Affiliate products can range from books on Amazon to courses or webinars offered by experts in a particular area to services provided by the company. You introduce them to your readership, and if someone buys one, you receive a commission.
You may have heard affiliate products, or affiliate marketing, called referral programs. Companies have offered these for ages to reward loyal customers who refer clients and customers. Sometimes a doctor will give you a free appointment for a referral or a store will give you a credit.
With the advent of the Internet age, companies selling products and services online developed systems to track referrals via affiliate links—special URLs created to track click through and purchases to the original referrer.
If you choose to introduce your readers to affiliate products targeted to their needs and interests, those products will be perceived as valuable resources. If you have used the product, or you know the author or expert, and can vouch for their value, that’s even better. Your readers will trust your recommendation. If they then choose to purchase, you will earn passive income via affiliate sales.
How to Begin Selling Affiliate Products
To begin making money with affiliate marketing, you must first identify an ideal product. If you don’t know anyone with affiliate products, search for some on ClickBank or E-jukie.
A better approach is to visit the sites of some of your favorite expert, authors or bloggers to see if they have products you can promote. Finding affiliate products in this manner becomes a win-win for everyone. You introduce them to your audience, and you both make money.
If a person or company has an affiliate program, you can usually find it easily on their site. They may have a page labeled “affiliate program” or “affiliate partners”; some have them hidden, in which case you have to contact the company to inquire if they actually have a program.
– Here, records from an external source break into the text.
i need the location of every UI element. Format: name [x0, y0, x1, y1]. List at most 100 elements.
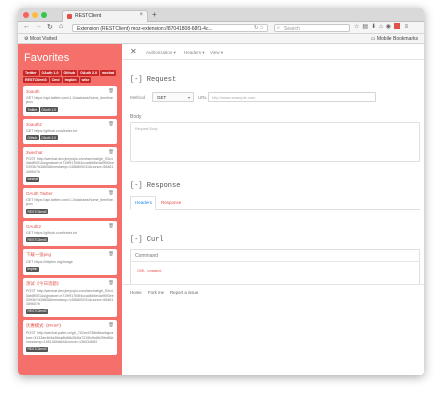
favorite-tag: RESTClient3: [26, 308, 49, 314]
favorite-tag: OAuth 1.0: [39, 107, 58, 113]
favorite-item[interactable]: OAuth2 🗑 GET https://github.com/index.tx…: [23, 220, 117, 246]
url-text: Extension (RESTClient) moz-extension://8…: [77, 26, 213, 32]
favorite-item[interactable]: 下载一张png 🗑 GET https://httpbin.org/image …: [23, 248, 117, 276]
restclient-favicon-icon: [67, 14, 72, 19]
back-arrow-icon[interactable]: ←: [23, 23, 30, 30]
favorite-tag: RESTClient3: [26, 209, 49, 215]
search-bar[interactable]: ⌕ Search: [274, 24, 350, 32]
tab-strip: RESTClient × +: [18, 8, 424, 22]
fork-me-link[interactable]: Fork me: [148, 290, 164, 295]
home-icon[interactable]: ⌂: [59, 23, 63, 30]
tag-filter[interactable]: OAuth 1.0: [39, 70, 61, 76]
method-select[interactable]: GET ▾: [152, 92, 194, 102]
favorite-request: POST http://wechat.dev.jimyrojiu.com/wec…: [26, 156, 114, 174]
favorite-tag: wechat: [26, 176, 40, 182]
method-label: Method: [130, 95, 146, 100]
reload-icon[interactable]: ↻: [47, 23, 53, 31]
new-tab-button[interactable]: +: [152, 10, 157, 19]
tag-filter[interactable]: tmpbin: [62, 77, 79, 83]
view-menu[interactable]: View ▾: [210, 50, 223, 56]
tag-filter[interactable]: Twitter: [23, 70, 39, 76]
favorite-tag: RESTClient3: [26, 237, 49, 243]
favorite-tag: tmpbin: [26, 266, 39, 272]
tag-cloud: Twitter OAuth 1.0 Github OAuth 2.0 wechat RES…: [23, 70, 119, 84]
search-icon: ⌕: [277, 25, 280, 31]
nav-bar: ← → ↻ ⌂ Extension (RESTClient) moz-exten…: [18, 22, 424, 34]
favorite-item[interactable]: 优惠模式《PAXF》 🗑 POST http://wechat.pater.cn…: [23, 320, 117, 356]
tag-filter[interactable]: Github: [61, 70, 78, 76]
browser-window: RESTClient × + ← → ↻ ⌂ Extension (RESTCl…: [18, 8, 424, 375]
favorite-request: GET https://github.com/index.txt: [26, 230, 78, 235]
home-toolbar-icon[interactable]: ⌂: [379, 24, 386, 30]
curl-section-title[interactable]: [-] Curl: [130, 236, 164, 244]
response-tabs: Headers Response: [130, 196, 420, 210]
tag-filter[interactable]: Cmd: [49, 77, 62, 83]
trash-icon[interactable]: 🗑: [108, 322, 114, 328]
favorite-tag: OAuth 2.0: [39, 135, 58, 141]
body-textarea[interactable]: Request Body: [130, 122, 420, 162]
trash-icon[interactable]: 🗑: [108, 251, 114, 257]
url-input[interactable]: http://www.example.com: [208, 92, 376, 102]
trash-icon[interactable]: 🗑: [108, 88, 114, 94]
forward-arrow-icon[interactable]: →: [35, 23, 42, 30]
pocket-icon[interactable]: ◉: [386, 24, 394, 30]
trash-icon[interactable]: 🗑: [108, 223, 114, 229]
favorite-name[interactable]: 下载一张png: [26, 252, 114, 258]
response-section-title[interactable]: [-] Response: [130, 182, 180, 190]
trash-icon[interactable]: 🗑: [108, 121, 114, 127]
request-section-title[interactable]: [-] Request: [130, 76, 176, 84]
favorites-list: 3oauth 🗑 GET https://api.twitter.com/1.1…: [23, 86, 117, 358]
trash-icon[interactable]: 🗑: [108, 190, 114, 196]
library-icon[interactable]: ▤: [362, 24, 371, 30]
trash-icon[interactable]: 🗑: [108, 280, 114, 286]
tab-response[interactable]: Response: [161, 200, 181, 205]
tag-filter[interactable]: wike: [79, 77, 92, 83]
most-visited-link[interactable]: ⚙ Most Visited: [24, 36, 57, 42]
favorite-name[interactable]: 3wechat: [26, 150, 114, 155]
favorite-request: GET https://httpbin.org/image: [26, 259, 73, 264]
favorite-name[interactable]: 优惠模式《PAXF》: [26, 323, 114, 329]
body-placeholder: Request Body: [135, 127, 158, 131]
command-label: Command: [135, 253, 159, 259]
footer-divider: [122, 284, 424, 285]
favorite-item[interactable]: 测试《今日话题》 🗑 POST http://wechat.dev.jimyro…: [23, 278, 117, 318]
favorite-tag: RESTClient3: [26, 346, 49, 352]
tab-headers[interactable]: Headers: [135, 200, 152, 205]
close-icon[interactable]: ✕: [130, 47, 137, 56]
url-label: URL: [198, 95, 208, 100]
favorite-name[interactable]: 3oauth2: [26, 122, 114, 127]
menu-icon[interactable]: ≡: [400, 24, 411, 30]
favorite-item[interactable]: 3wechat 🗑 POST http://wechat.dev.jimyroj…: [23, 146, 117, 186]
favorite-tag: Twitter: [26, 107, 39, 113]
report-issue-link[interactable]: Report a issue: [170, 290, 198, 295]
favorite-item[interactable]: OAuth Twitter 🗑 GET https://api.twitter.…: [23, 188, 117, 218]
favorite-name[interactable]: 3oauth: [26, 89, 114, 94]
favorite-name[interactable]: OAuth2: [26, 224, 114, 229]
headers-menu[interactable]: Headers ▾: [184, 50, 205, 56]
favorite-item[interactable]: 3oauth2 🗑 GET https://github.com/index.t…: [23, 118, 117, 144]
mobile-bookmarks-label: Mobile Bookmarks: [376, 36, 418, 42]
url-bar[interactable]: Extension (RESTClient) moz-extension://8…: [72, 24, 268, 32]
maximize-window-button[interactable]: [41, 12, 47, 18]
curl-command-text: CURL command: [137, 270, 162, 274]
divider: [131, 261, 419, 262]
bookmark-star-icon[interactable]: ↻ ☆: [254, 25, 264, 31]
curl-command-box: Command CURL command: [130, 249, 420, 285]
trash-icon[interactable]: 🗑: [108, 149, 114, 155]
main-toolbar: ✕ Authorization ▾ Headers ▾ View ▾: [122, 44, 424, 60]
close-window-button[interactable]: [23, 12, 29, 18]
favorite-name[interactable]: OAuth Twitter: [26, 191, 114, 196]
tag-filter[interactable]: RESTClient3: [23, 77, 49, 83]
home-link[interactable]: Home: [130, 290, 142, 295]
minimize-window-button[interactable]: [32, 12, 38, 18]
mobile-bookmarks-link[interactable]: ▭ Mobile Bookmarks: [371, 36, 418, 42]
favorite-item[interactable]: 3oauth 🗑 GET https://api.twitter.com/1.1…: [23, 86, 117, 116]
tab-close-icon[interactable]: ×: [139, 12, 143, 18]
tag-filter[interactable]: wechat: [100, 70, 117, 76]
favorite-name[interactable]: 测试《今日话题》: [26, 281, 114, 287]
download-icon[interactable]: ⬇: [371, 24, 379, 30]
favorite-tag: Github: [26, 135, 39, 141]
tab-restclient[interactable]: RESTClient ×: [62, 10, 148, 22]
tag-filter[interactable]: OAuth 2.0: [78, 70, 100, 76]
authorization-menu[interactable]: Authorization ▾: [146, 50, 176, 56]
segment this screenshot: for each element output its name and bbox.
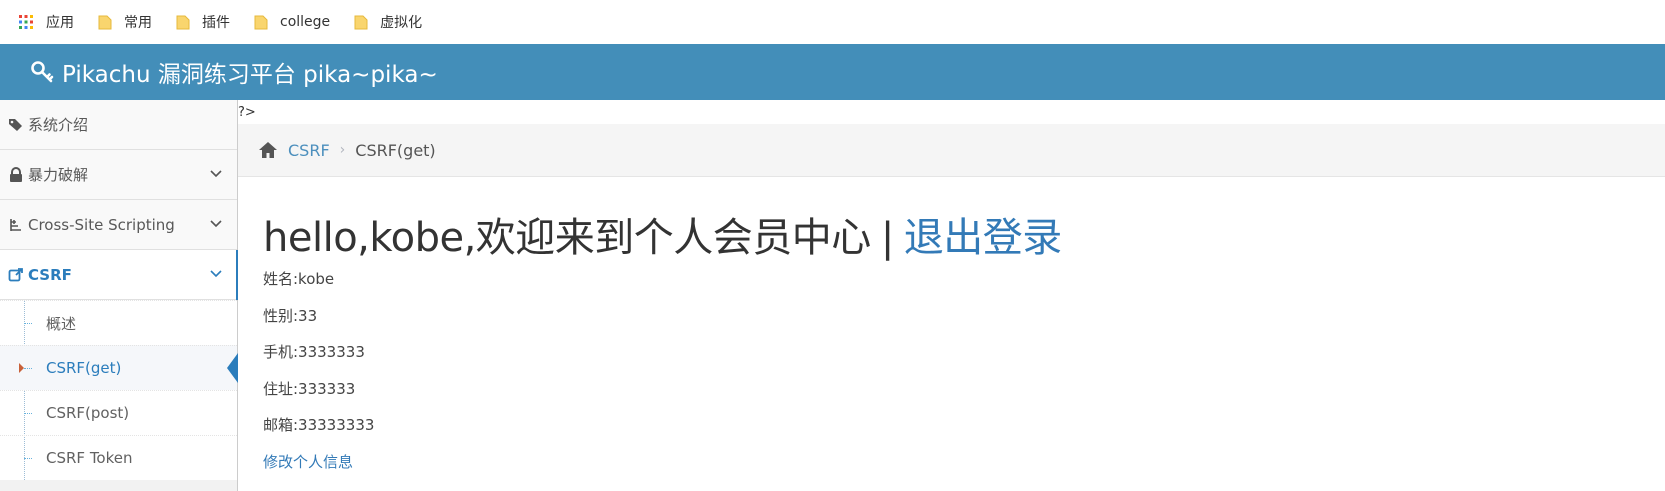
chevron-down-icon (210, 220, 222, 228)
sidebar-item-intro[interactable]: 系统介绍 (0, 100, 237, 150)
info-address: 住址:333333 (263, 379, 356, 398)
bookmark-label: 常用 (124, 15, 152, 31)
sidebar-item-label: CSRF (28, 265, 72, 284)
main-content: ?> CSRF › CSRF(get) hello,kobe,欢迎来到个人会员中… (238, 100, 1665, 491)
breadcrumb: CSRF › CSRF(get) (238, 124, 1665, 177)
info-phone: 手机:3333333 (263, 343, 365, 361)
title-divider: | (880, 215, 894, 261)
breadcrumb-link-csrf[interactable]: CSRF (288, 141, 330, 160)
chevron-down-icon (210, 270, 222, 278)
user-info: 姓名:kobe 性别:33 手机:3333333 住址:333333 邮箱:33… (263, 269, 1062, 488)
folder-icon (254, 15, 268, 30)
info-name: 姓名:kobe (263, 270, 335, 288)
stray-text: ?> (238, 105, 256, 120)
apps-grid-icon (19, 15, 33, 29)
submenu-item-label: CSRF Token (46, 449, 133, 467)
edit-profile-link[interactable]: 修改个人信息 (263, 453, 353, 471)
bookmark-label: 插件 (202, 15, 230, 31)
sidebar-item-label: 暴力破解 (28, 166, 89, 184)
bookmark-folder-1[interactable]: 常用 (98, 12, 152, 32)
xss-icon (10, 218, 21, 231)
page-title: hello,kobe,欢迎来到个人会员中心 | 退出登录 (263, 205, 1062, 263)
tags-icon (9, 118, 22, 131)
bookmark-apps[interactable]: 应用 (18, 12, 74, 32)
breadcrumb-current: CSRF(get) (355, 140, 436, 160)
breadcrumb-separator: › (339, 142, 346, 158)
active-pointer-icon (227, 353, 238, 383)
greeting-text: hello,kobe,欢迎来到个人会员中心 (263, 215, 871, 261)
submenu-item-csrf-get[interactable]: CSRF(get) (0, 345, 238, 390)
top-navbar: Pikachu 漏洞练习平台 pika~pika~ (0, 44, 1665, 100)
lock-icon (10, 166, 22, 182)
sidebar: 系统介绍 暴力破解 Cross-Site Scripting CSRF 概述 C… (0, 100, 238, 491)
folder-icon (98, 15, 112, 30)
sidebar-item-csrf[interactable]: CSRF (0, 250, 238, 300)
bookmark-folder-2[interactable]: 插件 (176, 12, 230, 32)
logout-link[interactable]: 退出登录 (904, 215, 1063, 261)
submenu-item-label: 概述 (46, 314, 77, 333)
submenu-item-csrf-post[interactable]: CSRF(post) (0, 390, 237, 435)
sidebar-item-label: 系统介绍 (28, 116, 89, 134)
folder-icon (176, 15, 190, 30)
sidebar-item-bruteforce[interactable]: 暴力破解 (0, 150, 237, 200)
submenu-item-label: CSRF(get) (46, 359, 122, 377)
key-icon (31, 61, 54, 83)
home-icon[interactable] (258, 141, 278, 159)
bookmark-label: 应用 (46, 15, 74, 31)
bookmark-folder-3[interactable]: college (254, 14, 330, 30)
external-link-icon (8, 267, 23, 281)
caret-right-icon (19, 363, 24, 373)
bookmarks-bar: 应用 常用 插件 college 虚拟化 (0, 0, 1665, 44)
folder-icon (354, 15, 368, 30)
submenu-item-label: CSRF(post) (46, 404, 130, 422)
chevron-down-icon (210, 170, 222, 178)
submenu-item-csrf-token[interactable]: CSRF Token (0, 435, 237, 480)
csrf-submenu: 概述 CSRF(get) CSRF(post) CSRF Token (0, 300, 238, 480)
sidebar-item-xss[interactable]: Cross-Site Scripting (0, 200, 237, 250)
bookmark-label: college (280, 14, 331, 30)
submenu-item-overview[interactable]: 概述 (0, 300, 237, 345)
info-email: 邮箱:33333333 (263, 416, 375, 434)
member-center: hello,kobe,欢迎来到个人会员中心 | 退出登录 姓名:kobe 性别:33… (263, 205, 1062, 488)
app-title[interactable]: Pikachu 漏洞练习平台 pika~pika~ (62, 55, 438, 89)
bookmark-folder-4[interactable]: 虚拟化 (354, 12, 422, 32)
sidebar-item-label: Cross-Site Scripting (28, 215, 175, 234)
bookmark-label: 虚拟化 (380, 15, 423, 31)
info-gender: 性别:33 (263, 306, 318, 325)
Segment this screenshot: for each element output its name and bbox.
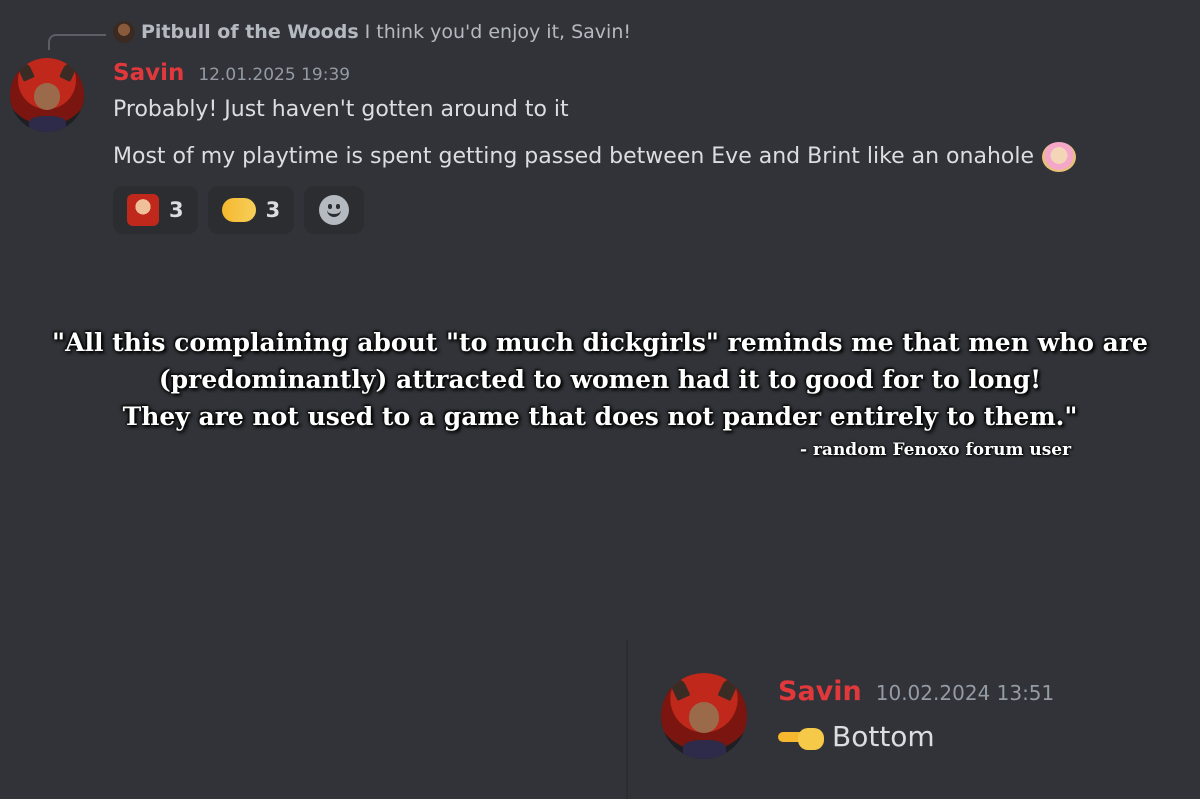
message-line-text: Most of my playtime is spent getting pas… [113,144,1034,169]
message-header: Savin 10.02.2024 13:51 [778,676,1054,707]
message-text: Bottom [832,720,935,753]
add-reaction-button[interactable] [304,186,365,234]
reply-avatar[interactable] [113,21,135,43]
message-line: Probably! Just haven't gotten around to … [113,97,569,122]
avatar[interactable] [10,58,84,132]
avatar[interactable] [661,673,747,759]
timestamp[interactable]: 12.01.2025 19:39 [198,65,350,85]
reaction-count: 3 [265,198,281,222]
reaction-handshake[interactable]: 3 [207,186,295,234]
reactions-bar: 3 3 [113,186,365,234]
quote-line: (predominantly) attracted to women had i… [158,365,1042,394]
handshake-icon [221,198,256,222]
username[interactable]: Savin [778,676,862,707]
message-line: Most of my playtime is spent getting pas… [113,142,1076,172]
reaction-count: 3 [169,198,184,222]
message-header: Savin 12.01.2025 19:39 [113,60,350,86]
reply-preview[interactable]: Pitbull of the Woods I think you'd enjoy… [113,18,631,46]
quote-line: "All this complaining about "to much dic… [52,328,1148,357]
quote-overlay: "All this complaining about "to much dic… [0,324,1200,435]
quote-attribution: - random Fenoxo forum user [800,440,1072,460]
panel-divider [626,640,628,799]
reply-connector [48,34,106,50]
pointing-hand-icon [778,726,826,750]
quote-line: They are not used to a game that does no… [122,402,1078,431]
character-emoji-icon [127,194,159,226]
reply-text[interactable]: I think you'd enjoy it, Savin! [365,21,631,43]
message-line: Bottom [778,720,935,753]
reaction-character[interactable]: 3 [113,186,198,234]
timestamp[interactable]: 10.02.2024 13:51 [876,681,1055,705]
character-emote-icon [1042,142,1076,172]
smile-add-reaction-icon [319,195,350,225]
username[interactable]: Savin [113,60,184,86]
reply-author[interactable]: Pitbull of the Woods [141,21,359,43]
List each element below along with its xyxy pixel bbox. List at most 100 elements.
Next, sign up for the program. Sometimes this will be handled directly through the company or a secondary source, such as ClickBank or E-junkie.
Once you’ve signed up, try out the product. Or if you know enough about it, go ahead and write about it on your blog. Include your affiliate link in your content. Include a logo, and link that to the product using your affiliate link. (Caution: Don’t include Amazon affiliate links in your e-books.)
What Affiliate Products to Sell
What affiliate product should you sell? Choose ones that you feel comfortable recommending—best to have tried them, know a lot about them or know the creators of them—and that your audience wants and needs. You must provide value each time as well as quality.
I could provide a list of potential products and services, but every blogger will have different possibilities based on the market.
How Much Can You Earn?
The amount of money you can earn through affiliate marketing varies by product, promotion and size of your list. I made over $1,300 on one affiliate product promotion—and continue to earn money on that product almost every month. I currently make over $300 per year just on Amazon affiliate sales (mostly books). And just yesterday I received an automatic deposit for $130 from a company whose products I promote as an affiliate with an ad on two of my blogs; I receive deposits from this company every few months.
Some products I’ve promoted bring in affiliate sales all year long, and others only bring in sales if and when I write about them on my blog or in a newsletter sent to my list.
You can see, however, that affiliate marketing can provide quite a boost to your bottom line. While it is “selling,” it’s also providing value to your readers. Thus, it’s a win-win. It helps you create income from you blogging efforts, and that supports your continued blogging efforts, which means you keep giving your readers the beneficial content they seek.